La matinée du dimanche tombe à point nommé puisque c'est l'heure du thé : " lalala, lalala "  … fredonnent ces deux énergumènes !

Nos deux incroyables milliardaires ( nous ne tarderons pas à l'apprendre ) sont vêtus de survêtements évoquant les antiques bleus de chauffe mais dégustent leur thé dans la porcelaine la plus fine sur fond de tapisserie de Bayeux.

Afin de confirmer leur accord parfait, il n'est pas rare qu'ils s'adressent à nous en choeur, prononçant ainsi les mêmes mots en même temps. C'est ainsi qu'ils vont nous narrer leur incroyable ascension en une ode au capitalisme libertaire débouchant sur la construction d'un véritable empire financier.

Car ces deux disciples de Friedrich Hayek - qu'ils ne manqueront pas de citer - en partant de rien, ont gravi tous les échelons de la société libérale, éliminant un à un les obstacles qui se présentaient à eux.
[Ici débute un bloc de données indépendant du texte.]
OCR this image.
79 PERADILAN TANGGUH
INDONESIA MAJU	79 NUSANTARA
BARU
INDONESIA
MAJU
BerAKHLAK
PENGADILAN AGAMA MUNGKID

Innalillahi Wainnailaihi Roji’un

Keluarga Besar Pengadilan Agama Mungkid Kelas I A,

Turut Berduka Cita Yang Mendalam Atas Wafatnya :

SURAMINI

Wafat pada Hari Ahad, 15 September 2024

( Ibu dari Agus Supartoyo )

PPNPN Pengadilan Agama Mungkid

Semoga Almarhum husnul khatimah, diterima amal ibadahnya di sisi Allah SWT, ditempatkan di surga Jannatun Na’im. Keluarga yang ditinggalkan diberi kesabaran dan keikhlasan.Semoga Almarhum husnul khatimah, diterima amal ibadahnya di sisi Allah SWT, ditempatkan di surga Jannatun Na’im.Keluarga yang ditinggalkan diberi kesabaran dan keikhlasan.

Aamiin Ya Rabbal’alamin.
" Vouloir c'est pouvoir " semble être la devise de ces deux hommes que rien n'arrête. Bien que méprisant secrètement ces deux parvenus, la reine ira jusqu'à les anoblir rendant ainsi hommage à leurs actions charitables. (sic)

En effet, ces deux citoyens britanniques qui possèdent de nombreux hôtels, compagnie de navigation, des chaînes de distribution sans oublier le Daily Telegraph plus, un château néogothique furent proches - bien entendu - de " la dame de fer " et rien ni personne ne semble leur résister !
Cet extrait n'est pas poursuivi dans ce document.